Your post-retirement period should be one that is enjoyable, relaxed, and free from stress. You shouldn’t have to worry about finances at an age where you ought to bask in the glory of your past success. And, to do so, you must build a retirement fund right from an early age. If you have rightly decided that you will take the steps to start a retirement plan, then you may need to know certain terms associated with it. Let us look at 10 key terms related to retirement planning that you should know.

1) Pension Plan

A pension plan is an investment plan designed to provide you with a regular income or pension after you retire. You can purchase the policy, pay your premium and after you attain 50 years of age, you’ll either start receiving your pension for a fixed duration of years or for the remainder of your life depending on the plan.

2) Premium

The premium is the amount of money that you invest towards your retirement plan. Just like in a life insurance plan, you need to pay the premium to keep the policy in effect. The premium can either be paid as a single, lump sum payment or as regular premiums paid at monthly, quarterly, bi-annual or annual intervals.

3) Beneficiary or Nominee

The beneficiary is the person who receives the death benefit amount in case the policyholder passes away. When you purchase life insurance or any plan that offers life cover, you must mention the beneficiary so that there are no issues at the time of claim.

4) Riders

Riders are additional benefits over and above your pension plan that you can avail for an extra premium. For example, an accidental death benefit rider can be purchased which can entitle your family to an additional assured sum in case of death by accident.

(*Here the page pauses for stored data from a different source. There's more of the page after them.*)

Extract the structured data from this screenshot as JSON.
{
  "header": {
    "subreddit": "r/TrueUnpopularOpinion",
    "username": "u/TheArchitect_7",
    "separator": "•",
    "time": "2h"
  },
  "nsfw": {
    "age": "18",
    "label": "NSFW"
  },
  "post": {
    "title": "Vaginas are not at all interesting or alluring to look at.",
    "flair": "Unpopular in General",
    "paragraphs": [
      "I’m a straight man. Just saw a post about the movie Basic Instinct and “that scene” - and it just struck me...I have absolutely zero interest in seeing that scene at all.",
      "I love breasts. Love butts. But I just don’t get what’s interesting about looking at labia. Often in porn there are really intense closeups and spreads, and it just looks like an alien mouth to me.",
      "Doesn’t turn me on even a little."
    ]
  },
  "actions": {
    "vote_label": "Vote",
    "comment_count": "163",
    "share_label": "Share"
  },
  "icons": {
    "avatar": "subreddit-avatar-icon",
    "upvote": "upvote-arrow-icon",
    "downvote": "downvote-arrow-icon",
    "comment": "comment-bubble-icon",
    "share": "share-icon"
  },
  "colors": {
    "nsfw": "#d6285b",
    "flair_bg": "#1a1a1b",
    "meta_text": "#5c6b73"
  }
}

5) Investing Period or Accumulation Period

This is the period that you’re invested in in your pension plan. For example, if you’re investing Rs. 10,000 every month for 30 years, then 30 years is your investing or accumulation period.

6) Vesting age

The vesting age is the age when you start receiving your income from a pension or retirement plan. The minimum vesting age is usually 50 to 55 years for most pension or retirement plans.

7) Fund Value

The fund value is the total value of your entire investment at the end of the investment period, including returns. Based on the particular pension plan, you may be paid a predetermined fund value, or a fund value based on the equity performance if your pension plan invested in equity.

8) Maturity Benefit

The maturity benefit is the total amount of money that you stand to receive at the end of your retirement plan. In equity linked pension plans, you either get the fund value or the guaranteed maturity benefit based on which one is higher.

9) Loyalty Benefit

The insurance company pays you a loyalty bonus if you remain invested in the plan for the entire duration of the investing period. If you were regular with your premiums, then you receive the loyalty benefit, which is the monetary surplus earned by the company and shared among its policy holders.

10) Death Benefit

The death benefit is the amount payable to the beneficiary or nominee in case the policyholder passes away during the policy term. This can be for a pure life insurance policy, a pension plan, an annuity plan, a unit linked insurance scheme etc. All pension plans usually have a death benefit. The death benefit may be paid as a lump sum payment or as regular income to the nominee.

So, if you’re planning to start a retirement plan, make sure you know the terms so that you better understand the terms of the plan and make an informed choice.